Home prices in the Southern Nevada region ticked up slightly in May, but sales are still substantially down from 2022’s historic year coming out of the pandemic.
Las Vegas Realtors reported 3,000 existing homes, condos and townhomes sold this past month, which is a 20.3 percent drop in home sales compared with May of last year and a 19.6 percent drop for condos and townhomes respectively.
The total value of real estate sales in Southern Nevada also dropped. According to MLS data, the total value of homes sold in May was down 22.2 percent this year compared with May 2022, while the total value for condos and townhomes was down 24.1 percent.
LVR President Lee Barrett said it appears the bottom of the market has passed and there may be a “bouncing back” period upcoming, as home prices did tick up slightly again, with relatively similar stats compared with April of this year indicating a trend.
The median price for an existing single-family home sold in May of this year was $442,120, up 2.8 percent from April. But that was still down 8.3 percent from the record home price of $482,000 that was set in May of last year.
“Prices have now increased for a couple of months in a row heading into what is usually our strongest selling season,” Barrett said. He added that the sales pace in May equated to less than a two-month supply of properties available on the market and that last year at this time, Southern Nevada was facing even tighter inventory with about a one-month supply.
LVR also noted in its monthly report that home sales are on pace to come in lower than they were in 2022 when 35,584 total sales were reported. This followed a record year in 2021, when 50,010 sales of homes, townhomes and condos were reported.

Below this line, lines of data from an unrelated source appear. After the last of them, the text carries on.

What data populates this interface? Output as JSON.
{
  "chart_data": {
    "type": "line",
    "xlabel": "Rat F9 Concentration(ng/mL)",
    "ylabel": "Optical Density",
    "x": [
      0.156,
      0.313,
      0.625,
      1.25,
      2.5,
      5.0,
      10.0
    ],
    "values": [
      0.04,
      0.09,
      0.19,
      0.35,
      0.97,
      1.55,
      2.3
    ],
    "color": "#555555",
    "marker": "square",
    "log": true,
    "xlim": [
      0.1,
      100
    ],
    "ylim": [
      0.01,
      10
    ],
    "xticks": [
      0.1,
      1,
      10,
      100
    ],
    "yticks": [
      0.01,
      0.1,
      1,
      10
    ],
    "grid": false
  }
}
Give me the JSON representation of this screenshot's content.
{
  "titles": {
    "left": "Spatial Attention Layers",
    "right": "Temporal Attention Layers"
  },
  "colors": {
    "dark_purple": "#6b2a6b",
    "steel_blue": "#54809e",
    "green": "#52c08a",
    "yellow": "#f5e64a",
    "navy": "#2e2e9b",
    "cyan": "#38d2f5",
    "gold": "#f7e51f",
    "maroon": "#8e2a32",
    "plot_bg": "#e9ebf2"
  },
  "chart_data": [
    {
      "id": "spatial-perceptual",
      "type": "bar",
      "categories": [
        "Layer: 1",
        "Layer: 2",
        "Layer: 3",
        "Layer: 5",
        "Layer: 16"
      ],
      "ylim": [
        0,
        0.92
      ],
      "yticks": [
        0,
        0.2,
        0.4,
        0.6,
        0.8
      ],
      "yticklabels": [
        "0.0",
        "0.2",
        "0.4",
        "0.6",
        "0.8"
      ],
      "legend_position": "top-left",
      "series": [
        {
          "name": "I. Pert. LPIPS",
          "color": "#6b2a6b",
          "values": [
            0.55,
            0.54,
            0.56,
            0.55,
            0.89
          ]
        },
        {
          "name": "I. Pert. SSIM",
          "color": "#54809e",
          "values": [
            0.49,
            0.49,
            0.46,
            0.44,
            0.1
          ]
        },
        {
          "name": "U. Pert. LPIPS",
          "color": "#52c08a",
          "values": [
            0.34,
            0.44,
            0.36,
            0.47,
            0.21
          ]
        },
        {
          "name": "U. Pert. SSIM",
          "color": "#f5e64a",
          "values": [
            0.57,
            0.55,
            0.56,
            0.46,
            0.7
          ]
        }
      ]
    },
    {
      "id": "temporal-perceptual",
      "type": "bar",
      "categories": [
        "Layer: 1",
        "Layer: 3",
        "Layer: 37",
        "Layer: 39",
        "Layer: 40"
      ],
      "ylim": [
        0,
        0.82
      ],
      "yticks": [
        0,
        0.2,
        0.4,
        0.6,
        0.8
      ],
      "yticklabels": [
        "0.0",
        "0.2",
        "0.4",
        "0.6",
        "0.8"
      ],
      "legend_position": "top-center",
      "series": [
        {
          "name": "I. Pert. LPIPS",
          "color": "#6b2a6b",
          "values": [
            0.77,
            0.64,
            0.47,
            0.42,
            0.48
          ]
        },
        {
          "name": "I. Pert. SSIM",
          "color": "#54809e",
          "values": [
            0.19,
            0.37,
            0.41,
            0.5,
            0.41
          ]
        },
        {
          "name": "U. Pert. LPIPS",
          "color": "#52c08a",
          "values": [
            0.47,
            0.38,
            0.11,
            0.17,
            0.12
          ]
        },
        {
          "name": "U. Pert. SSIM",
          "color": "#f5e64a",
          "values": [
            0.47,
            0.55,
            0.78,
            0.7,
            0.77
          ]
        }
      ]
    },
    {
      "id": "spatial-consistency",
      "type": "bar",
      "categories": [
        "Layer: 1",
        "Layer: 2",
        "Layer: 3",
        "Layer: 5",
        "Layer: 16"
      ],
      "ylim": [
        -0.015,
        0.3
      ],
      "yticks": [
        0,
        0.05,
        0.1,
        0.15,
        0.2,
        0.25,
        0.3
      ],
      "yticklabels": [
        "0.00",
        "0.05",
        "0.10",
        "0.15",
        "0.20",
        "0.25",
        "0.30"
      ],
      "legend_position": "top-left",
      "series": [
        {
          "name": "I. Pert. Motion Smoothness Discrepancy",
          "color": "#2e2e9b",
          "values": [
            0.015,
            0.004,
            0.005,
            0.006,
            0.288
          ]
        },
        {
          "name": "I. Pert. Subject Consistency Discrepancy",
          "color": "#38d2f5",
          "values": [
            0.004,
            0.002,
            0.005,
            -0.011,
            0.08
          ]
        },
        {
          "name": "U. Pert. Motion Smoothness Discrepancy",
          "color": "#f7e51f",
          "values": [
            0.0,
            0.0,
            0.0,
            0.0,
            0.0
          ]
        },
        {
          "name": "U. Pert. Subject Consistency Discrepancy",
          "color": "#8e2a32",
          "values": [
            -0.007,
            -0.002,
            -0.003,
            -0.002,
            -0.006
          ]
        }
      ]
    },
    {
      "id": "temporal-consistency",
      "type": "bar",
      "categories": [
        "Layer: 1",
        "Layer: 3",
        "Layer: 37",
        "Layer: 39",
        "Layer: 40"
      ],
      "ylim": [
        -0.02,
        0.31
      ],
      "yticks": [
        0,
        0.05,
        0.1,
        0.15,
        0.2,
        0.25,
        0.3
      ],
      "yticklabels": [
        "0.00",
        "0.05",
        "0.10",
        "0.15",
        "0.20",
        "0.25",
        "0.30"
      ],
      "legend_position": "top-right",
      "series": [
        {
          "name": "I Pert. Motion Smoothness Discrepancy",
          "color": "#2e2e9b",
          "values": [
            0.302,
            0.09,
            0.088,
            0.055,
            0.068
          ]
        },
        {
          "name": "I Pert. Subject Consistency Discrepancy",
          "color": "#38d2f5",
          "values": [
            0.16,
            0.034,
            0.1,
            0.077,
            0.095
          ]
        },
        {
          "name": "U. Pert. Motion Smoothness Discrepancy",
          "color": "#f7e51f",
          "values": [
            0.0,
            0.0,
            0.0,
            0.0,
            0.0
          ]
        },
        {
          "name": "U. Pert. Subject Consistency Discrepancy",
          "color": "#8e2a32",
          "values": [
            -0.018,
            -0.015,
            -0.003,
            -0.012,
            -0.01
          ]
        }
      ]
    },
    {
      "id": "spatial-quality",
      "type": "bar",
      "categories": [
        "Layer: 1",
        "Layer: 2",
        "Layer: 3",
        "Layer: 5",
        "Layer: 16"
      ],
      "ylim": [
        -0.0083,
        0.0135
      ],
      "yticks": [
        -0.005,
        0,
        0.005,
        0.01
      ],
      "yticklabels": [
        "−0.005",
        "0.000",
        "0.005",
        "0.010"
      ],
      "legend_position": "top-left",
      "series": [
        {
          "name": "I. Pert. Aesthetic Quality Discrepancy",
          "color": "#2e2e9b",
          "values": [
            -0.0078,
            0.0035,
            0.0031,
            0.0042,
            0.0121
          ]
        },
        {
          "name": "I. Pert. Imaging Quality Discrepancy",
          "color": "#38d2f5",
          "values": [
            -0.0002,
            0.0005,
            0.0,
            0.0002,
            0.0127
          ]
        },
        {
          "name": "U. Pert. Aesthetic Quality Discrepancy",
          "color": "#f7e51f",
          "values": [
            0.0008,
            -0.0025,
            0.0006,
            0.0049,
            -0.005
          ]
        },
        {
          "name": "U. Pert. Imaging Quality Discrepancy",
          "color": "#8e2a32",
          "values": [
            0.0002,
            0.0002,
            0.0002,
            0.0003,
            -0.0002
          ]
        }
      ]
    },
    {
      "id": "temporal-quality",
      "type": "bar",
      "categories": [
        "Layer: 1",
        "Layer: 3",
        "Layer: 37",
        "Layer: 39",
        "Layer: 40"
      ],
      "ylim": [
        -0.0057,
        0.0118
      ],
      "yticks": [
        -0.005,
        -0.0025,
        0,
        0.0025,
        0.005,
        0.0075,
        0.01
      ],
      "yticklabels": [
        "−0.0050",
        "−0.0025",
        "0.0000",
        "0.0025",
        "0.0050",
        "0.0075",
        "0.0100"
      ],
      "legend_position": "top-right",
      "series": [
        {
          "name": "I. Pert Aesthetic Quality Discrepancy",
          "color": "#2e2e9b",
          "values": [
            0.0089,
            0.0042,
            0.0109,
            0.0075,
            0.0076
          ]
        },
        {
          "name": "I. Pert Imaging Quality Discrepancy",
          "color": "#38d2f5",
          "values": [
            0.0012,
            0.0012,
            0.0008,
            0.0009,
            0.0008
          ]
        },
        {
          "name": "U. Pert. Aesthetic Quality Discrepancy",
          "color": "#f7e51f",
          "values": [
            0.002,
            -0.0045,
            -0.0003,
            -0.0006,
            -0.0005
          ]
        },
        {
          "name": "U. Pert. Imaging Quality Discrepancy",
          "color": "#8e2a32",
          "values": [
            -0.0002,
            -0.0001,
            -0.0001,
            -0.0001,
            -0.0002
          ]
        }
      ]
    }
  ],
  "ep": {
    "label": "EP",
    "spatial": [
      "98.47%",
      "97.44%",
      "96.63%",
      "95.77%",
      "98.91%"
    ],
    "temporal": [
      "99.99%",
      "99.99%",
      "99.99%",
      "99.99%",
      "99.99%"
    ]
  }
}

That was the first time the LVR had ever reported more than 50,000 home sales in a year, topping the previous record set back in 2011 by close to 2,000 homes.
The investor boom in metro Las Vegas also seems to be over as sales plunged a dramatic 60 percent in the first quarter compared with a year earlier, according to a report from Redfin, an online real estate brokerage. That was well above the 48.6 percent national average for metro areas.
MLS data also showed that 21.9 percent of all property sales in Southern Nevada were made with cash this past month, which is down from 33.6 percent one year ago.
This is also substantially below the historical record peak for the month of May, back in 2013 when 59.5 percent of all homes were purchased with cash.
The U.S. housing market has been on a roller-coaster ride since the start of the pandemic, which saw a buyer’s boom fueled by cheap money in 2021 that subsequently sent prices to record highs. Then Southern Nevada’s housing market came crashing down to earth in the second half of last year after rising interest rates led to a sharp jump in mortgage rates. This in turn forced buyers to pull back, sellers to slash prices and inventory jumped.
Nationally, Redfin reported that pending home sales dropped 17 percent from a year earlier for the four weeks ending May 28, also noting that homebuying demand dipped over May “due to elevated mortgage rates and a scarcity of homes for sale.”